Kuvvet çizgileri bilirler ki “Şimdiki biçimi bakımından bu dünya mümkün olan tek dünya değildir” (Klee) ve başka bir dünyayı mümkün kılacak olanlar kudretsiz figürler değil, kendileridir. Oysa figürlere kalsa, yaşadıkları dünya mümkün dünyaların en iyisidir; kimliklendirilmiş biçimlerin dünyası. Kimlik reyonlarını gezebilir, kataloglardan kimlik seçebilir ve istedikleri kimliği satın alıp sırtlarına geçirebilirler. Formlar dünyasında özgür hissederler kendilerini. Üstelik sırtlarına geçirdikleri her formayla birlikte kimlikleri daha da zenginleşir. Formalara şirketler musallat olmuştur çünkü. Ve figürlerin bedenleri bir süre sonra şirket logoları tarafından işgal edilir. Figürler, devlete ve şirketlerine yakalanmış ve sömürgeleştirilirmiş araziler. Çizgiler ise kaçaklardır; kapatılmaktan, sömürgeleştirilmekten, kanundan, yerleşik düzenden kaçan göçebeler. Onlar için özgürlük henüz mevcut olmayan ve asla yakalanmayan yeni biçimler üretebilmektir, yakalanacaklarını anladıkları an biçim değiştirebilirler. Yoksa başka bir dünya nasıl mümkün olabilir ki? Devlet kalıcı biçimlerle iş görür ve politikası, göçebe çizgileri yerleştirmek, onlara nihai biçim ve kimlik vermek, kimliklere sponsor şirketler tayin etmektir.

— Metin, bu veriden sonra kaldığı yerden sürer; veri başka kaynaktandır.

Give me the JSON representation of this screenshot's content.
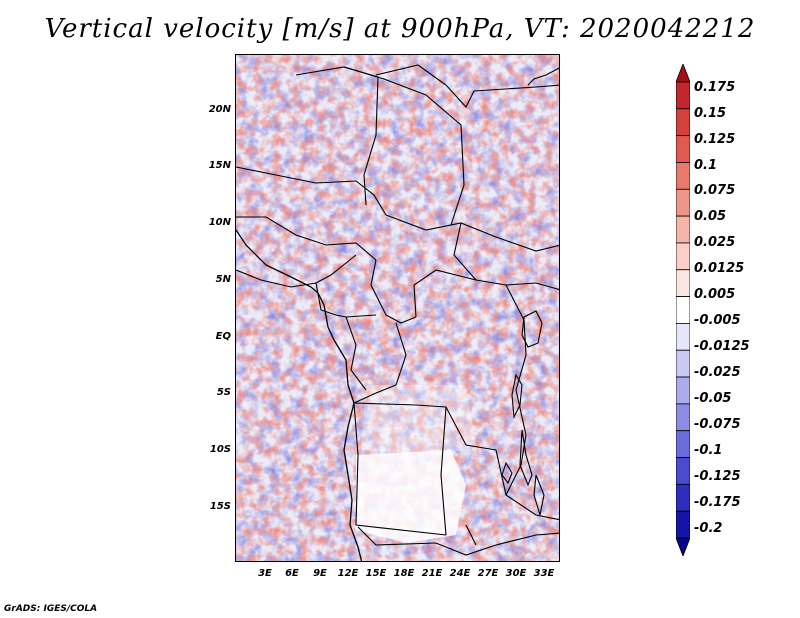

Yeryüzünde her yöne doğru kaçabilen, farklı zaman ve mekânlar arasında seyahat edebilen çizgiler yakalandılar ve bir merkezin etrafında yörüngeler çizmeye zorlandılar. Figürlerin dünyasında her şey iktidar merkezi etrafında döner; zaman ve mekân kapatılmıştır. Zamanı, figürlerin merkez etrafındaki dönüş hızları belirlerler, döngüseldir ve dünyanın gidişatına boyun eğdirilmiştir. Dünyanın gidişatına merkezdeki iktidar karar verir. Yörüngelerden ve yörüngeler üzerine yerleştirilmiş figürlerden oluşan bir güneş sistemi. Ya da dolap beygirleri düzeni. Figürler, merkezin çekiminden kurtulabilir, yörüngelerinden çıkabilir, biçimlerini bozup kuvvet çizgilerine dönüşebilir, zamanlarını ve mekanların çoğaltabilir, başka bir dünya kurabilirlerdi. Fakat bu, güneş sisteminin ve merkezde oturan, dünyanın gidişatını yön veren Güneş-kralın felaketi demektir, figürlerin değil.

***

İktidarın kozmik düzeninde olup bitmiş, son şeklini almış biçimler vardır. Ve iktidar için bu biçimler ve biçimlerin yörüngelerinde dönmeleri doğaldır. Bir sanatçı gibi hissedebilseydik şayet, biçimin değil, biçimlendirici kuvvet çizgilerinin doğallığını fark edebilirdik. “Öncelikle sanatçı, doğal biçimlere büyük önem yüklemez, çünkü sanatçı için nihai biçimler yaratım sürecinin gerçek öğeleri değillerdir. Sanatçı nihai biçimlerin kendilerinden daha çok biçimlendiren kuvvetlere değer yükler” (Klee). Kapatıldıkları kısır döngüden dolap beygirlerini, kurtarsa kurtarsa kuvvet çizgileri kurtarabilir.